Considerations for Amazon EMR with Lake Formation - Amazon EMR
Services or capabilities described in Amazon Web Services documentation might vary by Region. To see the differences applicable to the China Regions, see Getting Started with Amazon Web Services in China (PDF).

Considerations for Amazon EMR with Lake Formation

Consider the following when using Amazon EMR with Amazon Lake Formation.

  • Table-level access control is available on clusters with Amazon EMR releases 6.13 and higher.

  • Fine-grained access control at row, column, and cell level is available on clusters with Amazon EMR releases 6.15 and higher.

  • Users with access to a table can access all the properties of that table. If you have Lake Formation based access control on a table, review the table to make sure that the properties don't contain any sensitive data or information.

  • Amazon EMR clusters with Lake Formation don't support Spark's fallback to HDFS when Spark collects table statistics.
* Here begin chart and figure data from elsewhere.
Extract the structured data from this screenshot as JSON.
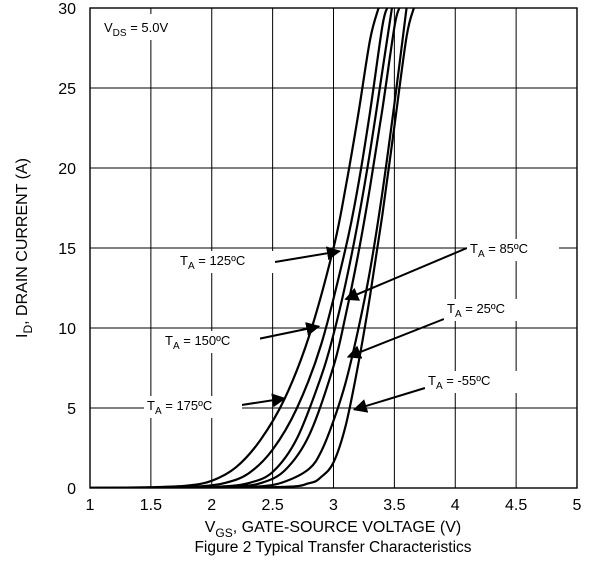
{
  "chart_data": {
    "type": "line",
    "caption": "Figure 2 Typical Transfer Characteristics",
    "xlabel": {
      "main": "V",
      "sub": "GS",
      "rest": ", GATE-SOURCE VOLTAGE (V)"
    },
    "ylabel": {
      "main": "I",
      "sub": "D",
      "rest": ", DRAIN CURRENT (A)"
    },
    "condition": {
      "main": "V",
      "sub": "DS",
      "rest": " = 5.0V"
    },
    "xlim": [
      1,
      5
    ],
    "ylim": [
      0,
      30
    ],
    "xticks": [
      "1",
      "1.5",
      "2",
      "2.5",
      "3",
      "3.5",
      "4",
      "4.5",
      "5"
    ],
    "yticks": [
      "0",
      "5",
      "10",
      "15",
      "20",
      "25",
      "30"
    ],
    "grid": true,
    "series": [
      {
        "name": "T_A = 175°C",
        "label_main": "T",
        "label_sub": "A",
        "label_rest": " = 175ºC",
        "x": [
          1.0,
          1.5,
          1.8,
          2.0,
          2.2,
          2.4,
          2.6,
          2.8,
          3.0,
          3.1,
          3.2,
          3.3,
          3.37
        ],
        "y": [
          0,
          0.05,
          0.15,
          0.45,
          1.3,
          3.0,
          5.6,
          9.5,
          15.0,
          18.8,
          23.2,
          28.0,
          30.0
        ]
      },
      {
        "name": "T_A = 150°C",
        "label_main": "T",
        "label_sub": "A",
        "label_rest": " = 150ºC",
        "x": [
          1.0,
          1.6,
          1.9,
          2.1,
          2.3,
          2.5,
          2.7,
          2.9,
          3.1,
          3.2,
          3.3,
          3.4,
          3.44
        ],
        "y": [
          0,
          0.03,
          0.1,
          0.3,
          0.9,
          2.4,
          5.0,
          9.0,
          15.0,
          18.8,
          23.5,
          28.8,
          30.0
        ]
      },
      {
        "name": "T_A = 125°C",
        "label_main": "T",
        "label_sub": "A",
        "label_rest": " = 125ºC",
        "x": [
          1.0,
          1.8,
          2.1,
          2.3,
          2.5,
          2.7,
          2.9,
          3.0,
          3.1,
          3.2,
          3.3,
          3.4,
          3.48
        ],
        "y": [
          0,
          0.02,
          0.1,
          0.3,
          1.0,
          3.1,
          7.0,
          9.6,
          12.8,
          16.6,
          21.0,
          26.0,
          30.0
        ]
      },
      {
        "name": "T_A = 85°C",
        "label_main": "T",
        "label_sub": "A",
        "label_rest": " = 85ºC",
        "x": [
          1.0,
          1.9,
          2.2,
          2.4,
          2.6,
          2.8,
          3.0,
          3.1,
          3.2,
          3.3,
          3.4,
          3.5,
          3.54
        ],
        "y": [
          0,
          0.02,
          0.1,
          0.3,
          1.1,
          3.3,
          7.6,
          10.8,
          14.5,
          18.8,
          23.6,
          28.8,
          30.0
        ]
      },
      {
        "name": "T_A = 25°C",
        "label_main": "T",
        "label_sub": "A",
        "label_rest": " = 25ºC",
        "x": [
          1.0,
          2.0,
          2.4,
          2.6,
          2.8,
          2.9,
          3.0,
          3.1,
          3.2,
          3.3,
          3.4,
          3.5,
          3.6
        ],
        "y": [
          0,
          0.02,
          0.1,
          0.4,
          1.2,
          2.3,
          4.2,
          6.6,
          9.8,
          13.6,
          18.4,
          24.0,
          30.0
        ]
      },
      {
        "name": "T_A = -55°C",
        "label_main": "T",
        "label_sub": "A",
        "label_rest": " = -55ºC",
        "x": [
          1.0,
          2.5,
          2.8,
          2.9,
          3.0,
          3.1,
          3.2,
          3.3,
          3.4,
          3.5,
          3.6,
          3.66
        ],
        "y": [
          0,
          0.05,
          0.3,
          0.7,
          1.6,
          3.9,
          7.6,
          12.0,
          17.0,
          22.6,
          28.2,
          30.0
        ]
      }
    ],
    "annotations": [
      {
        "series": "T_A = 125°C",
        "arrow_to": [
          3.05,
          14.8
        ]
      },
      {
        "series": "T_A = 85°C",
        "arrow_to": [
          3.1,
          11.8
        ]
      },
      {
        "series": "T_A = 150°C",
        "arrow_to": [
          2.88,
          10.1
        ]
      },
      {
        "series": "T_A = 25°C",
        "arrow_to": [
          3.12,
          8.2
        ]
      },
      {
        "series": "T_A = 175°C",
        "arrow_to": [
          2.6,
          5.6
        ]
      },
      {
        "series": "T_A = -55°C",
        "arrow_to": [
          3.17,
          4.9
        ]
      }
    ]
  }
}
This ordinarily helps optimize query performance.

  • Operations that support access controls based on Lake Formation with non-governed Apache Spark tables include INSERT INTO and INSERT OVERWRITE.

  • Operations that support access controls based on Lake Formation with Apache Spark and Apache Hive include SELECT, DESCRIBE, SHOW DATABASE, SHOW TABLE, SHOW COLUMN, and SHOW PARTITION.

  • Amazon EMR doesn't support access control to the following Lake Formation based operations:

    • Writes to governed tables

    • Amazon EMR doesn't support CREATE TABLE. Amazon EMR 6.10.0 and higher supports ALTER TABLE.

    • DML statements other than INSERT commands.

  • There are performance differences between the same query with and without Lake Formation based access control.